Republican State Rep. Jim Neely, a geriatric physician in northwest Missouri, sponsored legislation last session to allow medical marijuana for terminally ill patients.
Despite bi-partisan support for his bill, Neely said the stigma associated with marijuana as a drug is still too toxic for some Missouri lawmakers.
“I guess I’m just a little disillusioned with how difficult it is to move something forward, even if it is a good bill,” he said.
Even measures to legalize industrial hemp in Missouri, which has virtually zero narcotic properties, have floundered because of its association with drugs. State Rep. Paul Curtman, R-Union, sponsored a bill this year that would allow for farmers to grow hemp for a variety of uses including paper, rope and textiles.

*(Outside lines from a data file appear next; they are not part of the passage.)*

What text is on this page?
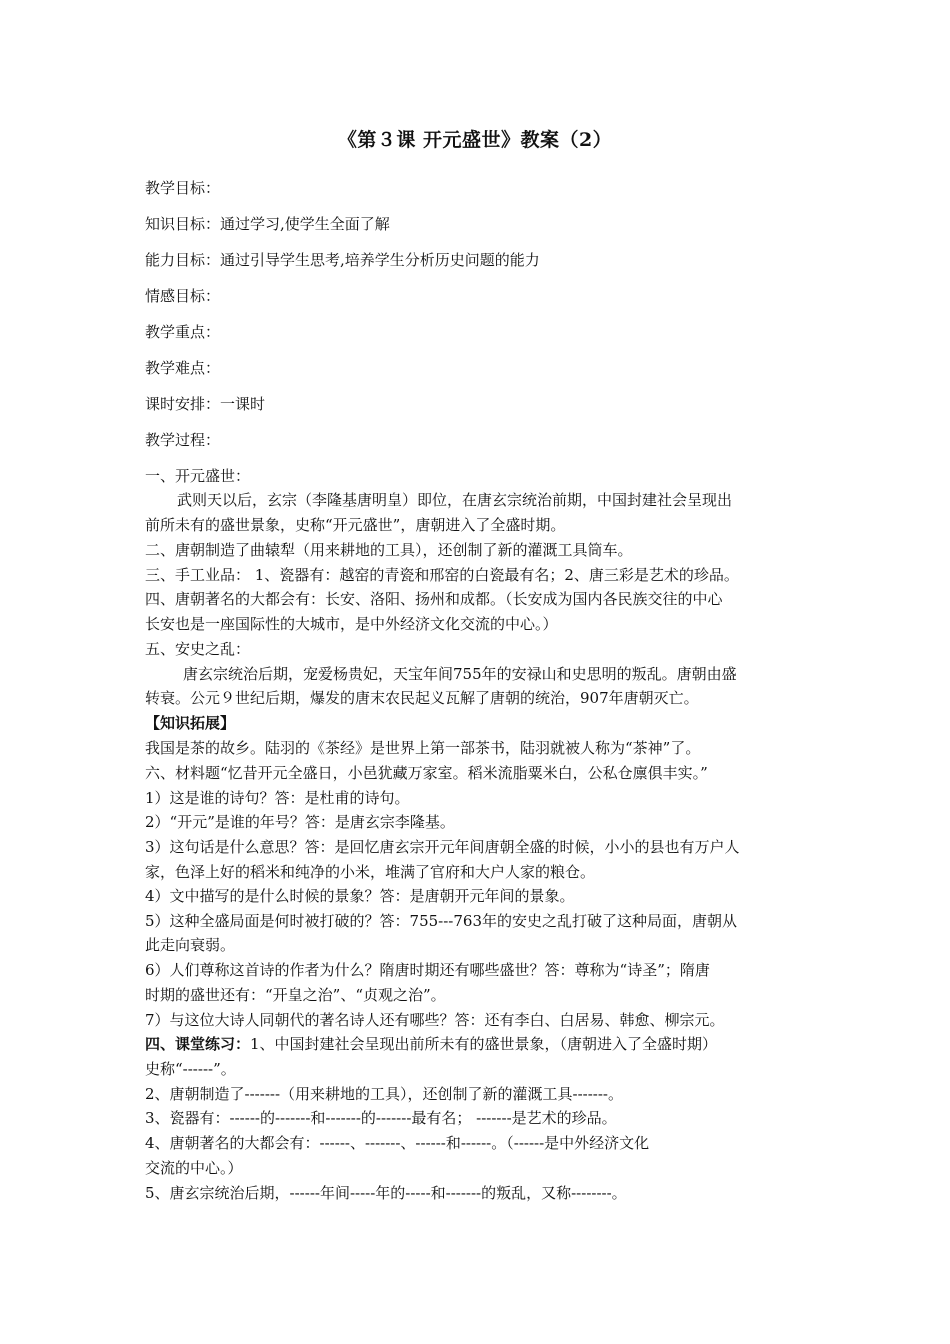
《第３课 开元盛世》教案（2）
教学目标：
知识目标：通过学习,使学生全面了解
能力目标：通过引导学生思考,培养学生分析历史问题的能力
情感目标：
教学重点：
教学难点：
课时安排：一课时
教学过程：
一、开元盛世：
武则天以后，玄宗（李隆基唐明皇）即位，在唐玄宗统治前期，中国封建社会呈现出
前所未有的盛世景象，史称“开元盛世”，唐朝进入了全盛时期。
二、唐朝制造了曲辕犁（用来耕地的工具），还创制了新的灌溉工具筒车。
三、手工业品： 1、瓷器有：越窑的青瓷和邢窑的白瓷最有名；2、唐三彩是艺术的珍品。
四、唐朝著名的大都会有：长安、洛阳、扬州和成都。（长安成为国内各民族交往的中心
长安也是一座国际性的大城市，是中外经济文化交流的中心。）
五、安史之乱：
唐玄宗统治后期，宠爱杨贵妃，天宝年间755年的安禄山和史思明的叛乱。唐朝由盛
转衰。公元９世纪后期，爆发的唐末农民起义瓦解了唐朝的统治，907年唐朝灭亡。
【知识拓展】
我国是茶的故乡。陆羽的《茶经》是世界上第一部茶书，陆羽就被人称为“茶神”了。
六、材料题“忆昔开元全盛日，小邑犹藏万家室。稻米流脂粟米白，公私仓廪俱丰实。”
1）这是谁的诗句？答：是杜甫的诗句。
2）“开元”是谁的年号？答：是唐玄宗李隆基。
3）这句话是什么意思？答：是回忆唐玄宗开元年间唐朝全盛的时候，小小的县也有万户人
家，色泽上好的稻米和纯净的小米，堆满了官府和大户人家的粮仓。
4）文中描写的是什么时候的景象？答：是唐朝开元年间的景象。
5）这种全盛局面是何时被打破的？答：755---763年的安史之乱打破了这种局面，唐朝从
此走向衰弱。
6）人们尊称这首诗的作者为什么？隋唐时期还有哪些盛世？答：尊称为“诗圣”；隋唐
时期的盛世还有：“开皇之治”、“贞观之治”。
7）与这位大诗人同朝代的著名诗人还有哪些？答：还有李白、白居易、韩愈、柳宗元。
四、课堂练习：1、中国封建社会呈现出前所未有的盛世景象，（唐朝进入了全盛时期）
史称“------”。
2、唐朝制造了-------（用来耕地的工具），还创制了新的灌溉工具-------。
3、瓷器有：------的-------和-------的-------最有名； -------是艺术的珍品。
4、唐朝著名的大都会有：------、-------、------和------。（------是中外经济文化
交流的中心。）
5、唐玄宗统治后期，------年间-----年的-----和-------的叛乱，又称--------。
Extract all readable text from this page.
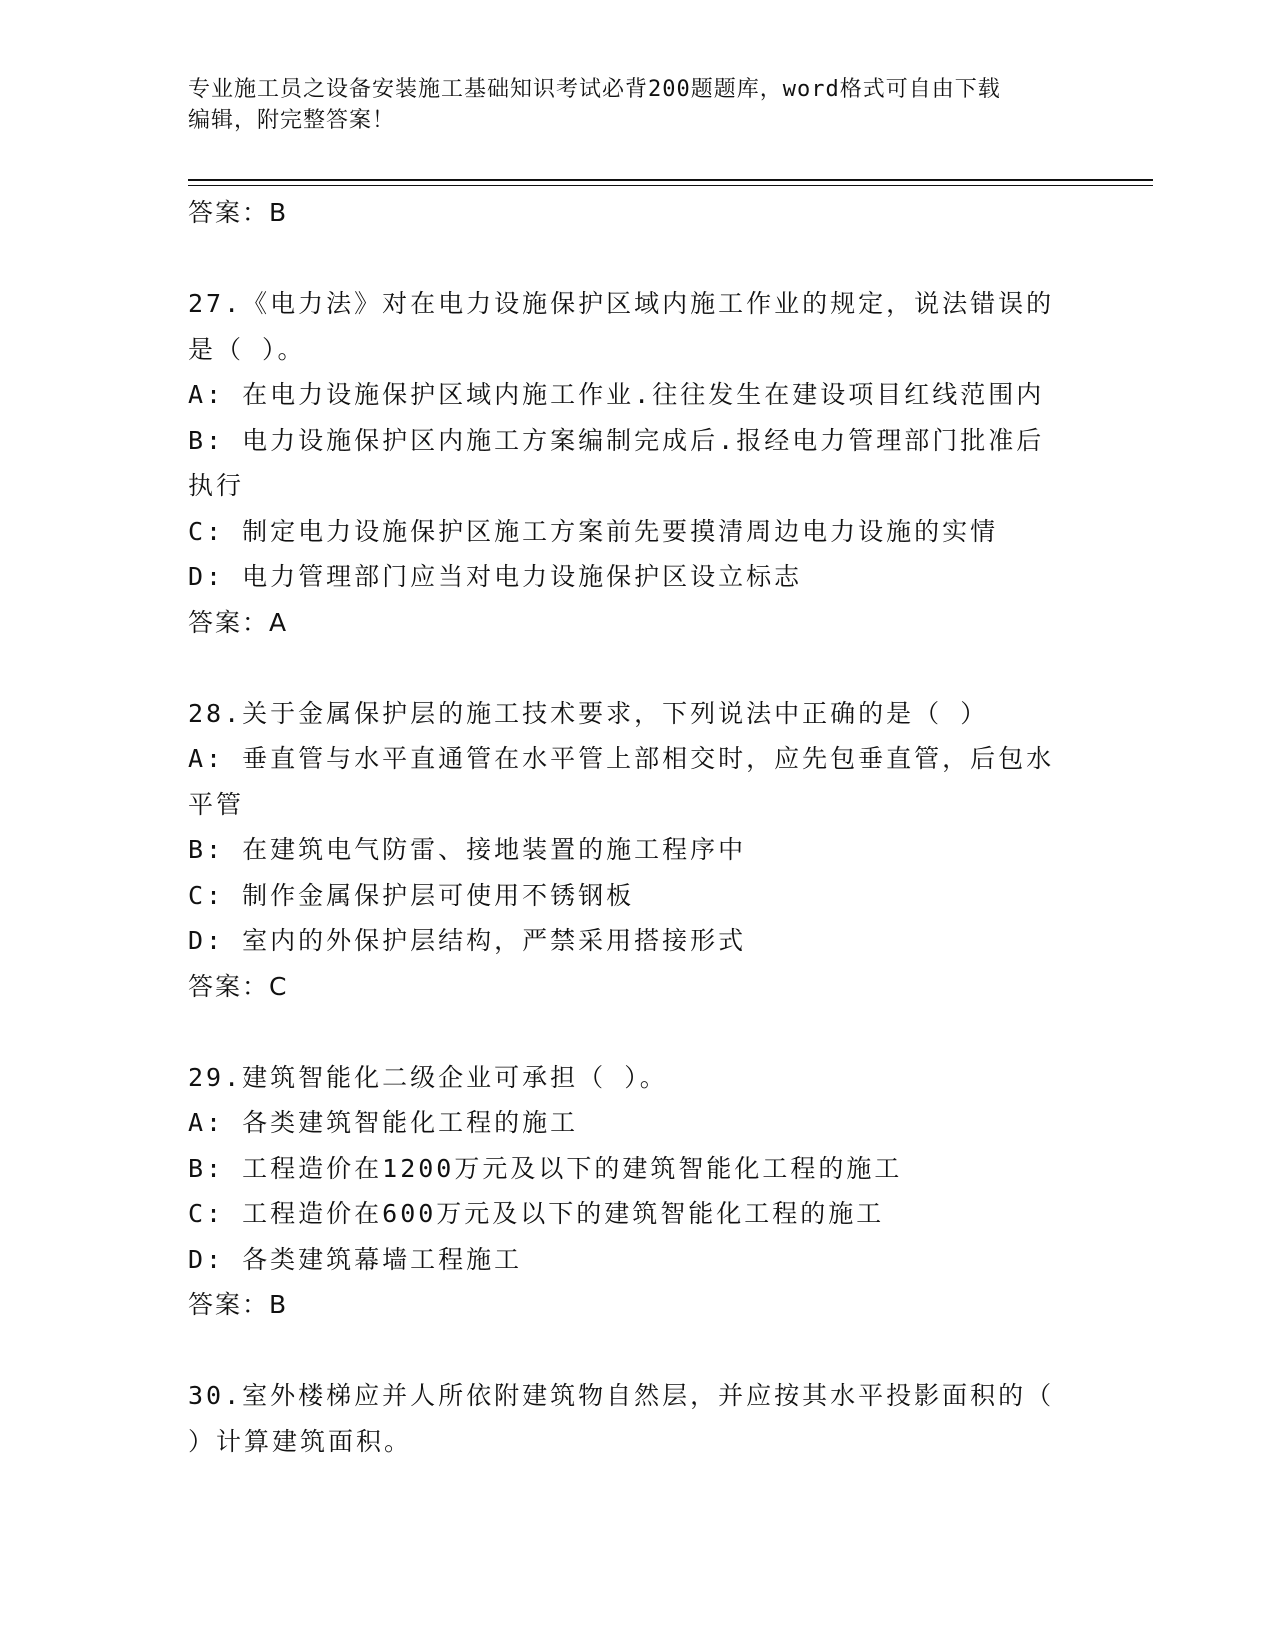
专业施工员之设备安装施工基础知识考试必背200题题库，word格式可自由下载
编辑，附完整答案！
答案：B
27.《电力法》对在电力设施保护区域内施工作业的规定，说法错误的
是（ ）。
A: 在电力设施保护区域内施工作业.往往发生在建设项目红线范围内
B: 电力设施保护区内施工方案编制完成后.报经电力管理部门批准后
执行
C: 制定电力设施保护区施工方案前先要摸清周边电力设施的实情
D: 电力管理部门应当对电力设施保护区设立标志
答案：A
28.关于金属保护层的施工技术要求，下列说法中正确的是（ ）
A: 垂直管与水平直通管在水平管上部相交时，应先包垂直管，后包水
平管
B: 在建筑电气防雷、接地装置的施工程序中
C: 制作金属保护层可使用不锈钢板
D: 室内的外保护层结构，严禁采用搭接形式
答案：C
29.建筑智能化二级企业可承担（ ）。
A: 各类建筑智能化工程的施工
B: 工程造价在1200万元及以下的建筑智能化工程的施工
C: 工程造价在600万元及以下的建筑智能化工程的施工
D: 各类建筑幕墙工程施工
答案：B
30.室外楼梯应并人所依附建筑物自然层，并应按其水平投影面积的（
）计算建筑面积。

“I like to refer to this as the worst case of mistaken identity in American domestic, economic and drug policy,” he said. “I think a lot of it has to do with [state] senators who don’t want to be roped into a category of people that are for hemp or cannabis legalization because of the negative connotation that it has related to narcotics.”
The state was once one of the major hemp growers in the country; the federal government even subsidized Missouri hemp farmers for the Navy during WWII, evinced in this film from the U.S. Department of Agriculture:
https://www.youtube.com/watch?v=a1oFcgLfgV0
One of the most influential opponents of cannabis legislation among lawmakers is the Missouri Association of Prosecuting Attorneys. According to President Amy Fite, that’s largely because the Drug Enforcement Agency still groups marijuana in the same class of drugs as heroin, meth and LSD.
“We cannot basically go around and make something legal that is illegal at the federal level,” she said.
Of course, that’s exactly what other states are doing, as the DEA’s “non-enforcement” policy has allowed space for them to adopt new laws to regulate marijuana over the past few years.
Given Missouri’s political deadlock on the issue, some say the best chance for passing is letting voters decide. John Payne, political director for New Approach Missouri, said he’s confident a medical marijuana proposal could pass if the decision was up to Missouri voters.
“It’s going to have to be the initiative process that makes this happen because legislators would find it very difficult to come out against the prosecutor's association.”
Last month, a Pew Research poll found 57 percent of Americans now favor legalizing marijuana. Other surveys show many of the initiatives on state ballots across the country will pass on Tuesday.
That would mean, for the first time in generations, Missouri’s laws regarding cannabis will be in the minority of the United States.